Она была намного красивее, и вопрос ее был настолько провокационным, что любой муж откликнулся бы на этот призыв со всем пылом любви. Но Генрих Тюдор рано встал с постели и уже надевал меховой халат, чтобы без промедления заняться своими многочисленными делами.
— Смотри, Генрих, что говорит этот славный человек о счастье, которое мы с тобой принесем нашему народу! — продолжала Елизавета, помахав перед его носом свитком с льстивыми стихами.

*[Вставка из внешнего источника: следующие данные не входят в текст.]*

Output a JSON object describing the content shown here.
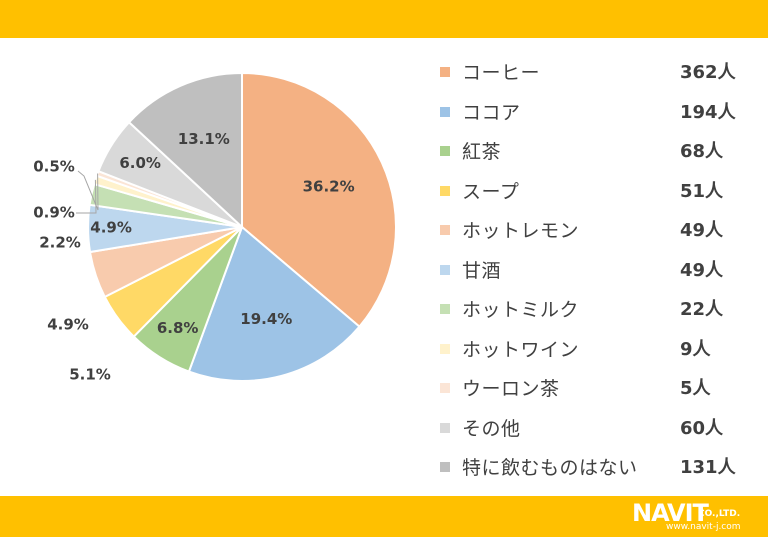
{
  "colors": {
    "banner": "#FFC000",
    "text": "#404040",
    "leader": "#A6A6A6"
  },
  "chart_data": {
    "type": "pie",
    "title": "",
    "start_angle_deg": 0,
    "direction": "clockwise",
    "slices": [
      {
        "label": "コーヒー",
        "count": "362人",
        "percent_label": "36.2%",
        "value": 36.2,
        "color": "#F4B183"
      },
      {
        "label": "ココア",
        "count": "194人",
        "percent_label": "19.4%",
        "value": 19.4,
        "color": "#9DC3E6"
      },
      {
        "label": "紅茶",
        "count": "68人",
        "percent_label": "6.8%",
        "value": 6.8,
        "color": "#A9D18E"
      },
      {
        "label": "スープ",
        "count": "51人",
        "percent_label": "5.1%",
        "value": 5.1,
        "color": "#FFD966"
      },
      {
        "label": "ホットレモン",
        "count": "49人",
        "percent_label": "4.9%",
        "value": 4.9,
        "color": "#F8CBAD"
      },
      {
        "label": "甘酒",
        "count": "49人",
        "percent_label": "4.9%",
        "value": 4.9,
        "color": "#BDD7EE"
      },
      {
        "label": "ホットミルク",
        "count": "22人",
        "percent_label": "2.2%",
        "value": 2.2,
        "color": "#C5E0B4"
      },
      {
        "label": "ホットワイン",
        "count": "9人",
        "percent_label": "0.9%",
        "value": 0.9,
        "color": "#FFF2CC"
      },
      {
        "label": "ウーロン茶",
        "count": "5人",
        "percent_label": "0.5%",
        "value": 0.5,
        "color": "#FBE5D6"
      },
      {
        "label": "その他",
        "count": "60人",
        "percent_label": "6.0%",
        "value": 6.0,
        "color": "#D9D9D9"
      },
      {
        "label": "特に飲むものはない",
        "count": "131人",
        "percent_label": "13.1%",
        "value": 13.1,
        "color": "#BFBFBF"
      }
    ]
  },
  "logo": {
    "main": "NAVIT",
    "suffix": "CO.,LTD.",
    "url": "www.navit-j.com"
  }
}
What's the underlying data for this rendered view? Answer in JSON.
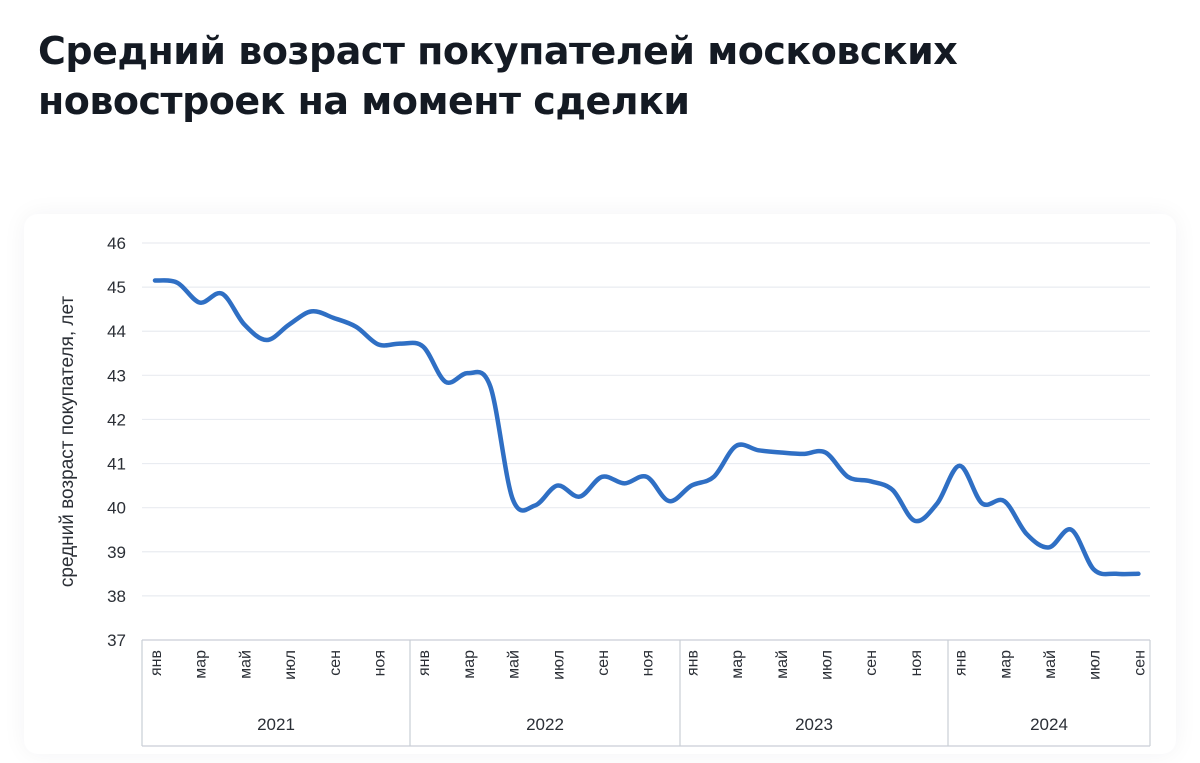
{
  "header": {
    "title": "Средний возраст покупателей московских новостроек на момент сделки"
  },
  "chart_data": {
    "type": "line",
    "title": "Средний возраст покупателей московских новостроек на момент сделки",
    "ylabel": "средний возраст покупателя, лет",
    "xlabel": "",
    "ylim": [
      37,
      46
    ],
    "yticks": [
      37,
      38,
      39,
      40,
      41,
      42,
      43,
      44,
      45,
      46
    ],
    "grid": true,
    "line_color": "#2f6fc4",
    "x_month_labels": [
      "янв",
      "мар",
      "май",
      "июл",
      "сен",
      "ноя"
    ],
    "years": [
      "2021",
      "2022",
      "2023",
      "2024"
    ],
    "x_2024_labels": [
      "янв",
      "мар",
      "май",
      "июл",
      "сен"
    ],
    "series": [
      {
        "values": [
          45.15,
          45.1,
          44.65,
          44.85,
          44.15,
          43.8,
          44.15,
          44.45,
          44.3,
          44.1,
          43.7,
          43.72,
          43.65,
          42.85,
          43.05,
          42.75,
          40.2,
          40.05,
          40.5,
          40.25,
          40.7,
          40.55,
          40.7,
          40.15,
          40.5,
          40.7,
          41.4,
          41.3,
          41.25,
          41.22,
          41.25,
          40.7,
          40.6,
          40.4,
          39.7,
          40.1,
          40.95,
          40.1,
          40.15,
          39.4,
          39.1,
          39.5,
          38.6,
          38.5,
          38.5
        ]
      }
    ]
  }
}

Девяносто девять мужчин из ста бросили бы к черту свои дела и заключили в объятия ее благоухающее тело, но Генрих лишь взял в руки свиток. Его не очень волновало счастье англичан, однако из вежливости он пробежал глазами поэтические строки. Ему, с его более критическим и широким взглядом на вещи, показалось, что в этих стихах больше чувства, чем отточенности стиля, и поэт слишком увлекается прославлением Йорков.

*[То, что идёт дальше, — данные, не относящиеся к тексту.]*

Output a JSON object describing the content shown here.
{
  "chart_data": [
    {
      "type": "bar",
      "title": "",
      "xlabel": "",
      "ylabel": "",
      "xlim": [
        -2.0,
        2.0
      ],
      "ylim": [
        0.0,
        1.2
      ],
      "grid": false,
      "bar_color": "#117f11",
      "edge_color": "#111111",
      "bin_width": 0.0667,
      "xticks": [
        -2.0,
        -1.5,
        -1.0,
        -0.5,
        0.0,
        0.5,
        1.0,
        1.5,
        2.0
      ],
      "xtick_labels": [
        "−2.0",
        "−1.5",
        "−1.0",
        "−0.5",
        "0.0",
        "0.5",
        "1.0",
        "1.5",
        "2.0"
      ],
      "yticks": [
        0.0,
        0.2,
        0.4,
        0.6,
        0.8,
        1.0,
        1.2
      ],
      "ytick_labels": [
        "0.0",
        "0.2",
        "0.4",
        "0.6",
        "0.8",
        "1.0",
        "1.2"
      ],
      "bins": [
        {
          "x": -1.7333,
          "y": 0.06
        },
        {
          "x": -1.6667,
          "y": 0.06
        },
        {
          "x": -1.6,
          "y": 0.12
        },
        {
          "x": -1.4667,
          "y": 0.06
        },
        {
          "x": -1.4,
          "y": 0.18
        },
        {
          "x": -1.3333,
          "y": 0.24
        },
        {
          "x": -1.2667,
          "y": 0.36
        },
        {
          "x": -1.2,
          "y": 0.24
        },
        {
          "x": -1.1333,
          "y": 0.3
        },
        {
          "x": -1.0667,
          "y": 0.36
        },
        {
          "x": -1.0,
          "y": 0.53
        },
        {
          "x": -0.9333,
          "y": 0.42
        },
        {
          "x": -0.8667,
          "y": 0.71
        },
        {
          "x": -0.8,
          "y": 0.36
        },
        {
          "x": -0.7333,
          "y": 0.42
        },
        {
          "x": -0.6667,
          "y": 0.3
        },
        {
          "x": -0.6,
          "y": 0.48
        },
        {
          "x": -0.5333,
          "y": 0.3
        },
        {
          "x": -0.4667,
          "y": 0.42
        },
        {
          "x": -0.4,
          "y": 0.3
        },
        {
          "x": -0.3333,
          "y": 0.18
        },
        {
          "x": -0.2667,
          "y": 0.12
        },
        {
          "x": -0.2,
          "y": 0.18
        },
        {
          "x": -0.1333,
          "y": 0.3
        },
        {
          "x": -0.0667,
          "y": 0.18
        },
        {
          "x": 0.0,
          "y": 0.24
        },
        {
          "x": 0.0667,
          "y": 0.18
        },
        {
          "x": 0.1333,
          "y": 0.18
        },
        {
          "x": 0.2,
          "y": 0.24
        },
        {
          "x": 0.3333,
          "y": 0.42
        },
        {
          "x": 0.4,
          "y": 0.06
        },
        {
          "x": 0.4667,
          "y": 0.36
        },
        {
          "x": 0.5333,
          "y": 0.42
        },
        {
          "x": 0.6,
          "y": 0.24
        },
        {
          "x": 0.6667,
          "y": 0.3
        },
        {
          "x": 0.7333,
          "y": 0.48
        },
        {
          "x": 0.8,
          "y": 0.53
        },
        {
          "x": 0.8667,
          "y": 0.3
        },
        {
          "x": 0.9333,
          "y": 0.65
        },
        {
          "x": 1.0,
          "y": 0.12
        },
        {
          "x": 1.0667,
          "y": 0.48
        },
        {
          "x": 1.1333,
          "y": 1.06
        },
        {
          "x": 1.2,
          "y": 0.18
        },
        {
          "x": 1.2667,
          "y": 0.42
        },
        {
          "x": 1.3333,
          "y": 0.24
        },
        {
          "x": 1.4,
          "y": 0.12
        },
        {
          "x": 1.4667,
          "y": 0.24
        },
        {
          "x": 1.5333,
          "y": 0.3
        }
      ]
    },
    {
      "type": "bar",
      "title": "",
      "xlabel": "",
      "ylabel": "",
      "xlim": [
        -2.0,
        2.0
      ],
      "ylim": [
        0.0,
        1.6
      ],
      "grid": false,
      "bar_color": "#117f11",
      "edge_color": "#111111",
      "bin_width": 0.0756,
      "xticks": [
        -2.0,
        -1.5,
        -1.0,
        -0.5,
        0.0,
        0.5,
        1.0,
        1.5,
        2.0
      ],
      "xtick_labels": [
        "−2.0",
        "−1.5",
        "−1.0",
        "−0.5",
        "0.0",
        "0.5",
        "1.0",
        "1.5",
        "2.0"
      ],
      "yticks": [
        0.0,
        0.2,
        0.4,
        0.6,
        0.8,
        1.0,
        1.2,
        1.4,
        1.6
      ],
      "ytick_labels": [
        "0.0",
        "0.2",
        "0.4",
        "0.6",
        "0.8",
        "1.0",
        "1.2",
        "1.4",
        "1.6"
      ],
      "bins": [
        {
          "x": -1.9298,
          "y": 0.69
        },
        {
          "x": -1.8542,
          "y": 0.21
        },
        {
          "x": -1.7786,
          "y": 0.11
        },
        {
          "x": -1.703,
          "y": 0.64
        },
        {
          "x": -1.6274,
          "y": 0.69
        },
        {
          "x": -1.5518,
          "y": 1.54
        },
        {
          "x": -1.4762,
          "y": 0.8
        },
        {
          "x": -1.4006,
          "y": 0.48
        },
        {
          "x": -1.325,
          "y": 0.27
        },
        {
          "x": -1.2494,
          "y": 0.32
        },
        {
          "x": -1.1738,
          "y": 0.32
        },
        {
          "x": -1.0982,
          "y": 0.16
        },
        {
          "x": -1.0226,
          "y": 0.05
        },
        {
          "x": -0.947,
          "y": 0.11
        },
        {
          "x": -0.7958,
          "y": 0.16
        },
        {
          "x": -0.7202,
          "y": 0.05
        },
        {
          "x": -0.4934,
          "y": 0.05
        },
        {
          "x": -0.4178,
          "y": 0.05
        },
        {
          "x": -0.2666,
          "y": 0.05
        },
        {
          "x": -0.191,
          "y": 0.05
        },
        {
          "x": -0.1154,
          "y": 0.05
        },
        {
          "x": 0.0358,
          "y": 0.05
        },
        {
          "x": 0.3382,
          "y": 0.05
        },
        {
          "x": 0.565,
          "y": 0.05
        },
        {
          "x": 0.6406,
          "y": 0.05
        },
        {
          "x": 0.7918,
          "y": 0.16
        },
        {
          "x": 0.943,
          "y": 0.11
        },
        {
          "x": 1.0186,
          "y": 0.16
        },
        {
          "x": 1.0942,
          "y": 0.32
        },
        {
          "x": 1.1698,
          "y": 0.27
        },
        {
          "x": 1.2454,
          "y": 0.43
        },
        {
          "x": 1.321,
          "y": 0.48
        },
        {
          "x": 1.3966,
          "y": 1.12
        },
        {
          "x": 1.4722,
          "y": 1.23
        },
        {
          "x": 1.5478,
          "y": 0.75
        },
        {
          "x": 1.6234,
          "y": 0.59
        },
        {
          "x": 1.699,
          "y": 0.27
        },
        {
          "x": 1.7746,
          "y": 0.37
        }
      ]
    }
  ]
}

— Вижу, что он имеет дерзость полагать, будто я взял твой титул, — заметил он, бросая свиток с вдохновенными виршами на роскошное покрывало, лоб нахмурился, и Елизавета поняла, что до сих пор он старался скрывать свое недовольство им обстоятельством, кажущимся естественным многим англичанам.
— И ты не станешь читать дальше? — уговаривала она. — Там много замечательных слов о тебе.
— Боюсь, мнение мастера де Жигли не имеет для меня особого значения, а секретарь мой уже заждался, — извинился он, засовывая худые ноги в ночные туфли, аккуратно поставленные рядом.
— Твой секретарь для тебя важнее жены? — спросила она нахмурившись.
Генрих снисходительно улыбнулся и наклонился, чтобы поцеловать ее, объясняя ей что-то насчет своих планов сократить личные войска баронов, которые он должен успеть подготовить до парламентской ассамблеи. Но Елизавета почти не слушала его, чувствуя, как горькая обида переполняет ее сердце.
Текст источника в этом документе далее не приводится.